The ICO recently published some helpful guidance about Brexit and what it means for data protection compliance: if/when we leave will the GDPR still apply? How will leaving impact our position if we process European’s data? If we operate in Europe will we need representation in Europe? What will a no-deal mean? Maybe overall we won’t know until it happens (or doesn’t happen) but one thing is for sure what you do with data, particularly EU data will be impacted and Brexit has important implications for UK data protection in the (near) future.

Consumer activism

The Morrisons case has shown that even if your data compliance is squeaky clean, even incidents outside your control can lead to legal headaches. It also highlights that with the right “legal” push individual citizens, aware of their rights (the fact that the GDPR allows for civil damages) to seek damages. So whether you’re compliant or not, we could see a rise in civil liability cases where consumers/citizens are exercising their rights and suing for damages, assuming Morrisons don’t win their second appeal.

More clarity

Pretty much a given. As 2019 rolls on, we’re going to see more guidance from the ICO and the government around the use of data and associated compliance. We’ve already had a flurry of new pieces of guidance from the ICO over recent months and it’s (hopefully) set to continue into the new year.

e-Privacy

We’ve been promised new e-Privacy regulations for the last couple of years. Improved cookie controls and maybe changes to the consent mechanisms for digital marketing, but we’re still waiting. The new e-Privacy Regulation was due to come into force at the same time as GDPR but it never materialised and is currently tangled up in debate, changes in presidency of the EU as well as changing EU priorities. Some question the need for a new regulation and indeed there is a lot of uncertainty about what might happen when we Brexit in terms of how the regulation is implemented in UK law (if at all)  – the ICO thinking is that it is unlikely the e-Privacy Regulation will be here before Brexit.

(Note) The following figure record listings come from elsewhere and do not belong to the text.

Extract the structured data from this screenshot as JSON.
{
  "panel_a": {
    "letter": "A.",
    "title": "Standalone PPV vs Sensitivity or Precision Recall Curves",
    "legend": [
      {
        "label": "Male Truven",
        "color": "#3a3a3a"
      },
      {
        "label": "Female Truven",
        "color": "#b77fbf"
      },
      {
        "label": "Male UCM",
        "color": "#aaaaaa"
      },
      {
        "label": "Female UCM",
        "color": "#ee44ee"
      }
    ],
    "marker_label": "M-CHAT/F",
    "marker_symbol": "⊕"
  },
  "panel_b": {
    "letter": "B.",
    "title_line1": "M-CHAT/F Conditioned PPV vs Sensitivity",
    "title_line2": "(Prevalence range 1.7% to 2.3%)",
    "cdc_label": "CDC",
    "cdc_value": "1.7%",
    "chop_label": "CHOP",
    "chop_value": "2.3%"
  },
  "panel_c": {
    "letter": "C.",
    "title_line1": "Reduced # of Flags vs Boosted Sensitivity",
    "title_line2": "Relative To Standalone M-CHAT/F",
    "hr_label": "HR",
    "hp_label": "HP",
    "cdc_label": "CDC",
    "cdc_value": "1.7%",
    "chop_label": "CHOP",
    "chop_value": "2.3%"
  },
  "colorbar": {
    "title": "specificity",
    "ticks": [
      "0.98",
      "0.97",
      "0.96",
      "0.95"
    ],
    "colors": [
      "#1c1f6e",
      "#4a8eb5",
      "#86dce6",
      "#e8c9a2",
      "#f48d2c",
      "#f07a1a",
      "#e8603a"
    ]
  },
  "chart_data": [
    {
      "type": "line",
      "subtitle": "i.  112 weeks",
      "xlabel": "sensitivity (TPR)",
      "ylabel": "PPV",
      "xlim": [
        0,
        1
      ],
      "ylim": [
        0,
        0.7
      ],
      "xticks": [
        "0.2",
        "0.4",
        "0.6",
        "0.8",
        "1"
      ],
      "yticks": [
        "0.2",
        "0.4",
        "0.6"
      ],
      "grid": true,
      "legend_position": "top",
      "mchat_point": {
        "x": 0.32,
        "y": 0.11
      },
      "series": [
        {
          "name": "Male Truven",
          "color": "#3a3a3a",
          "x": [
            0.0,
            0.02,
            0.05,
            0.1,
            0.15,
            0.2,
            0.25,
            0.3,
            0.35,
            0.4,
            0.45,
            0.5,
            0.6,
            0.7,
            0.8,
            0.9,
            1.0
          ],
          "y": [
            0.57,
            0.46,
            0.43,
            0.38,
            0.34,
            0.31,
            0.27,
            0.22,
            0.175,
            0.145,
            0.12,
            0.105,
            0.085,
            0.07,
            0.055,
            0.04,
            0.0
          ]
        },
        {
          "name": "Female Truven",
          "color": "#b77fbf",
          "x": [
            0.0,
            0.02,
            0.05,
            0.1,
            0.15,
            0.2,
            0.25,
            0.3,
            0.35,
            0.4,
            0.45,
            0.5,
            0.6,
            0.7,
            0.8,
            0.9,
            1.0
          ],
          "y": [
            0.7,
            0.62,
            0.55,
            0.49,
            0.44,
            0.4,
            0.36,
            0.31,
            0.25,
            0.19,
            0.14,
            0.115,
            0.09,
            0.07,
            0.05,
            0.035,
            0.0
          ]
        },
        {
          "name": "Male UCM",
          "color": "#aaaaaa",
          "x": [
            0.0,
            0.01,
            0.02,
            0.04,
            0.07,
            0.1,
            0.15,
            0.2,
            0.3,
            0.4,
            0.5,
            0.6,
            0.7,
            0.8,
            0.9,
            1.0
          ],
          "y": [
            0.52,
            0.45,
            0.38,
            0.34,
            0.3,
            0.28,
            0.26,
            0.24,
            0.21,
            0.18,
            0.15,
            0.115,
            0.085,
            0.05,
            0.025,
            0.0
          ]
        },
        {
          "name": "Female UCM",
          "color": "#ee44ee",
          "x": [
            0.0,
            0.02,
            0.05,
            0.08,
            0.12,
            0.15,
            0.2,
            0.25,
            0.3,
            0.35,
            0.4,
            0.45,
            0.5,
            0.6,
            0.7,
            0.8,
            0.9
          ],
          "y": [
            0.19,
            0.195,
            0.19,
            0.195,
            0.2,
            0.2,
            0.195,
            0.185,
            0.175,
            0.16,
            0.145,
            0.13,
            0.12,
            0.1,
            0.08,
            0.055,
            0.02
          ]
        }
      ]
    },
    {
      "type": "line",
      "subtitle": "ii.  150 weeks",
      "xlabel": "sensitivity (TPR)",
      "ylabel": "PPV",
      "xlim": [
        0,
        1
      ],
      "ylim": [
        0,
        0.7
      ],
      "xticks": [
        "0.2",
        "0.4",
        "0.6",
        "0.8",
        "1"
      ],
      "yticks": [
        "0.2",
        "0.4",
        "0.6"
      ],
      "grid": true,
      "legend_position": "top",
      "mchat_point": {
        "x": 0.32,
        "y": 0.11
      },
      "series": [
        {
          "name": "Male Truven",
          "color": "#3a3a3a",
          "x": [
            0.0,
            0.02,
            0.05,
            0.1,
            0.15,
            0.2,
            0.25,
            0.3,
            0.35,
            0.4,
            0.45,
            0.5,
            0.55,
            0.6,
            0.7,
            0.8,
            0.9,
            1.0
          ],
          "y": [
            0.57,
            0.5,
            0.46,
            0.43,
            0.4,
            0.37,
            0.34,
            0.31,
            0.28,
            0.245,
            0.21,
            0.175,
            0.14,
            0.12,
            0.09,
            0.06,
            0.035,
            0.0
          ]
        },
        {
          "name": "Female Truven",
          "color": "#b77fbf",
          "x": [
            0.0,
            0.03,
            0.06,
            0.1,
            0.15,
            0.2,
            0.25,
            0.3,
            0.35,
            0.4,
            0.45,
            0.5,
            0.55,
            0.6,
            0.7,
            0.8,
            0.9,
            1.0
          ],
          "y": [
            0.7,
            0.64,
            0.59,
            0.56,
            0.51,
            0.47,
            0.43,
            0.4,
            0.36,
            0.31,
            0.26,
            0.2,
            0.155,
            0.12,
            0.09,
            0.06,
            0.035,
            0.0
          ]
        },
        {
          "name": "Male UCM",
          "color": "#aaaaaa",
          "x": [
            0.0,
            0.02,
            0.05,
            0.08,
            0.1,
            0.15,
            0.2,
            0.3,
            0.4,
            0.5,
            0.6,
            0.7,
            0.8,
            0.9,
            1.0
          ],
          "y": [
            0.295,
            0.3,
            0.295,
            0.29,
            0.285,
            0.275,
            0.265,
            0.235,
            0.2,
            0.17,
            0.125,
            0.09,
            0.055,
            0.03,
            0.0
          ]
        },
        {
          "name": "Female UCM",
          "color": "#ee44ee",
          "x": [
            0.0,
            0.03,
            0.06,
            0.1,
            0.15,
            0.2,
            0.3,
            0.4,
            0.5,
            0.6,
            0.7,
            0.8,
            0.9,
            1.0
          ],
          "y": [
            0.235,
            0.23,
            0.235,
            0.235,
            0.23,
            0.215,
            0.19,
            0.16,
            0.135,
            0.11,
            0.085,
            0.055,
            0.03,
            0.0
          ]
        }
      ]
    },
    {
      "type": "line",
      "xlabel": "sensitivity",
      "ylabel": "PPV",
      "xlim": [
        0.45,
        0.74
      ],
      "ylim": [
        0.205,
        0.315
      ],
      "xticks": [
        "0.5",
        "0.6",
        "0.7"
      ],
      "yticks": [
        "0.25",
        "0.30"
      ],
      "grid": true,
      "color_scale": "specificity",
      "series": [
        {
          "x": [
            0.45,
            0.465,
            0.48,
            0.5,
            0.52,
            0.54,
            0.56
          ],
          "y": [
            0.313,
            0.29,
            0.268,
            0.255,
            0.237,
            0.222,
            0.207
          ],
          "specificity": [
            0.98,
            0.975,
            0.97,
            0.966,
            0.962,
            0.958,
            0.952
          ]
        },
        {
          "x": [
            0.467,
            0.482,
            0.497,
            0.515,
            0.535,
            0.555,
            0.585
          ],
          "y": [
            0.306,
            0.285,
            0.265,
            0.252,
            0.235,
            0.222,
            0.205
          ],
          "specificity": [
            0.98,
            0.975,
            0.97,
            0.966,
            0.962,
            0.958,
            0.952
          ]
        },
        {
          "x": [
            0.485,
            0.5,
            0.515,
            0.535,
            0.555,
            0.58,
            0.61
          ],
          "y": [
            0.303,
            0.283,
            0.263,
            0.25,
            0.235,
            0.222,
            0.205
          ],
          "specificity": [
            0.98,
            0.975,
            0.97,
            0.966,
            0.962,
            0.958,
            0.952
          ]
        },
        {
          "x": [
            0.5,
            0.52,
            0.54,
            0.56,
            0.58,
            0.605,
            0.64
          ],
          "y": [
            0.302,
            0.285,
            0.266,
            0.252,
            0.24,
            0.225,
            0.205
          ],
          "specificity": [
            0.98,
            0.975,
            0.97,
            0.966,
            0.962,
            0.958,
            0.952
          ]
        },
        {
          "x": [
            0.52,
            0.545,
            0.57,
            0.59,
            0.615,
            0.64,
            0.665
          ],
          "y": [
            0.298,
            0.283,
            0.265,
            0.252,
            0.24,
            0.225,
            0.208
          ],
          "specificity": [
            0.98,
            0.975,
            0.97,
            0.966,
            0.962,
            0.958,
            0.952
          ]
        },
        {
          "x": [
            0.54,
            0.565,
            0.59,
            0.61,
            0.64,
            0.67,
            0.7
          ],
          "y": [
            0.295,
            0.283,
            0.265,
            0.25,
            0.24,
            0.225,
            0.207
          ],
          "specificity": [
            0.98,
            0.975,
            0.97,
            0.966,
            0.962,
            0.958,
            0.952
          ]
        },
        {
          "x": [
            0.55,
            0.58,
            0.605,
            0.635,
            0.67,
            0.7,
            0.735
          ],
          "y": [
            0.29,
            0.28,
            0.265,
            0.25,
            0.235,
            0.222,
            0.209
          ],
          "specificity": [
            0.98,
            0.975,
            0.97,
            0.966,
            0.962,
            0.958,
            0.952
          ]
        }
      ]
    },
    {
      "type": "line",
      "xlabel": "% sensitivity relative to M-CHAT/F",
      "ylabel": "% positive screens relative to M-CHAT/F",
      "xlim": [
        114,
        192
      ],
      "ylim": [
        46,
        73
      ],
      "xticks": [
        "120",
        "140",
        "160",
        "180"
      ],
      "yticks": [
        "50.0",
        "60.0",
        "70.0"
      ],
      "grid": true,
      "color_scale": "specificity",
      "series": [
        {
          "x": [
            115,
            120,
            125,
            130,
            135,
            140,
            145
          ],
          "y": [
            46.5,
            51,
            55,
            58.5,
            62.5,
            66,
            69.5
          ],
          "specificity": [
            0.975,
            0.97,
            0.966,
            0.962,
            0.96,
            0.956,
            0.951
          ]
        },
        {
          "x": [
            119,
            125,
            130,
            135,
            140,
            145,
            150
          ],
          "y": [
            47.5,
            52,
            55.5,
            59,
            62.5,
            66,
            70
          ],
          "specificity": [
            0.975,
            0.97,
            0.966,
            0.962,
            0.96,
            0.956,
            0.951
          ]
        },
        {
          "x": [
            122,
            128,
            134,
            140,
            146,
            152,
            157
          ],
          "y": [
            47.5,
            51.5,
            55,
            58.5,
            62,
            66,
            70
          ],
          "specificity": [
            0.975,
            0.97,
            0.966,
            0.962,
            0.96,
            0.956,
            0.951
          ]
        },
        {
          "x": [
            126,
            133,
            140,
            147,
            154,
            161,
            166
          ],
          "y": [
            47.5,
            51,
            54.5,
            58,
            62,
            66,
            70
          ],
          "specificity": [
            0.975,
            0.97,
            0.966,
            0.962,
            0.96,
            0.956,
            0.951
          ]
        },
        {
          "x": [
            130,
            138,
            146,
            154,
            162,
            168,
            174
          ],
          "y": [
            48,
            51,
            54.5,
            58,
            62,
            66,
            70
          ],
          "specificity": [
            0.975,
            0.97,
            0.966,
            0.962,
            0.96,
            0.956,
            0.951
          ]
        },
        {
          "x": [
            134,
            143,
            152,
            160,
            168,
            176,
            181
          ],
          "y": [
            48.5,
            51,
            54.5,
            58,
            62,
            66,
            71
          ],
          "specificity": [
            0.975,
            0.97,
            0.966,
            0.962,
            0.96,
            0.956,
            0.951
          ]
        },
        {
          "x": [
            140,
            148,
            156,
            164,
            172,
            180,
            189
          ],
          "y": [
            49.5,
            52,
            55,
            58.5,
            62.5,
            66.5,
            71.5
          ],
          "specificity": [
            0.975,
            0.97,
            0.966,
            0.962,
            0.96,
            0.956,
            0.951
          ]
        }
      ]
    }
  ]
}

If we’re honest, this one is difficult to call as a prediction for 2019 – there’s as much of a chance of it not happening at all (in which case the UK’s Privacy & Electronic Communications Regulations will still apply) as it being rolled out across Europe with the complications of what that will mean in a post- Brexit UK. But it remains an area to keep a watching brief as it could impact how businesses utilise cookies, tracking pixels, etc. and what consents are required for email, SMS, messenger and other digital marketing.

Bring on 2019!

So, no matter what 2019 brings for your business or organisation, we hope 2019 is a great year for you and a great year for digital compliance.  Either way, the Digital Compliance Hub will be here, continuing to support its members as well as welcoming new members, as we continue through 2019 and beyond providing the support and help that businesses and organisation need to make sure they’re compliant and ahead of the competition.